Two weeks ago Andrew and I got our first foster placement call. We were on our way to the AT&T store to buy a replacement cord for our router when our licensing worker called. At first I felt very calm; I got all the information and asked how long we had to decide. We had about 45 minutes.
OK, we can do this, I thought. As we drove on we verbalized the pros and cons, trying to mull over all the implications we could think of with about a teaspoon of information. Because we've decided to pursue adoption through the foster care system it adds a bit more gravity to a decision about taking in children. Ultimately the goal of foster care is to reunite children with their families...which can be a little counter-productive for our desire to adopt. So, we've been praying that God would make clear to us what He would have us do, try to be open to any opportunities He might lead us in, and, yet, still stay true to our desire to adopt.

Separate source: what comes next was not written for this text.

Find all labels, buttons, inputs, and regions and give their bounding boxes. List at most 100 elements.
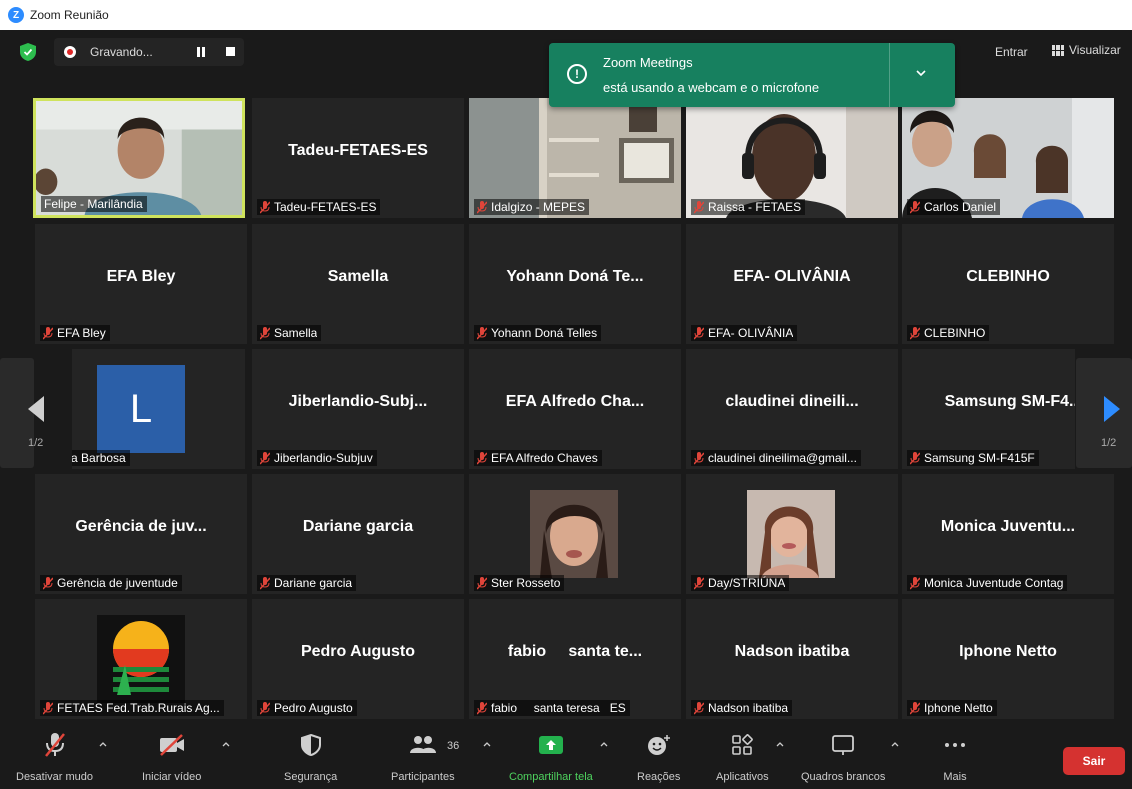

The next 45 minutes included about a hundred "Lord, what should we do?s" thrown in the direction of heaven while our emotions flew all over the map. For awhile it seemed that perhaps we would be bringing home two kids that very day. THAT was terrifying.
I kept asking God for an answer but kept getting back "trust." Since that wasn't an answer that I could give our licensing worker I didn't know what to do with that. We thought through a little more and asked a few more questions and ultimately came to the conclusion that this was not the right fit for our family. But, I was a wreck the rest of the day (a day in which I also almost hit a homeless man who ran out into the street in the dark AND drove home just in time to witness a drunk driver driving back and forth all over our neighbor's yard after screeching around the corner and ploughing past the street sign and large planter...I felt like we were running on adrenaline all day!).
Both Andrew and I felt some guilt about the decision as we thought about those kids having to experience all that they had, but ultimately we had peace about it and prayed for those little boys to be welcomed into a loving home until they could be reunited with their family.
With some distance the response "trust" has made more sense. Ultimately we just had to make the best decision from the information we had and trust that God would honor our willingness to follow Him.
That experience was also a little bit life-changing. The reality that we could have kids in our home at ANY time hit me. Life has been all of a blur for the past year and I've kept telling myself that we would just deal with all the necessary changes when the time came, that I was too busy to think about it now. How stupid. Like I could completely alter my life within the span of 45 minutes and not expect there to be some serious casualties.
Ultimately I know that whatever plans that we make now, that seem like they are completely life-altering, will probably pale in comparison to what will occur on the day that God brings a child or children into our home. But God has used that call to help us make some necessary changes in the way we live and do ministry and rank our priorities...which has been both a challenging and wonderful thing.
It's not an easy process but in my heart I do trust that God is unfolding something great and will lead us in the direction we should go...even if it turns us upside down.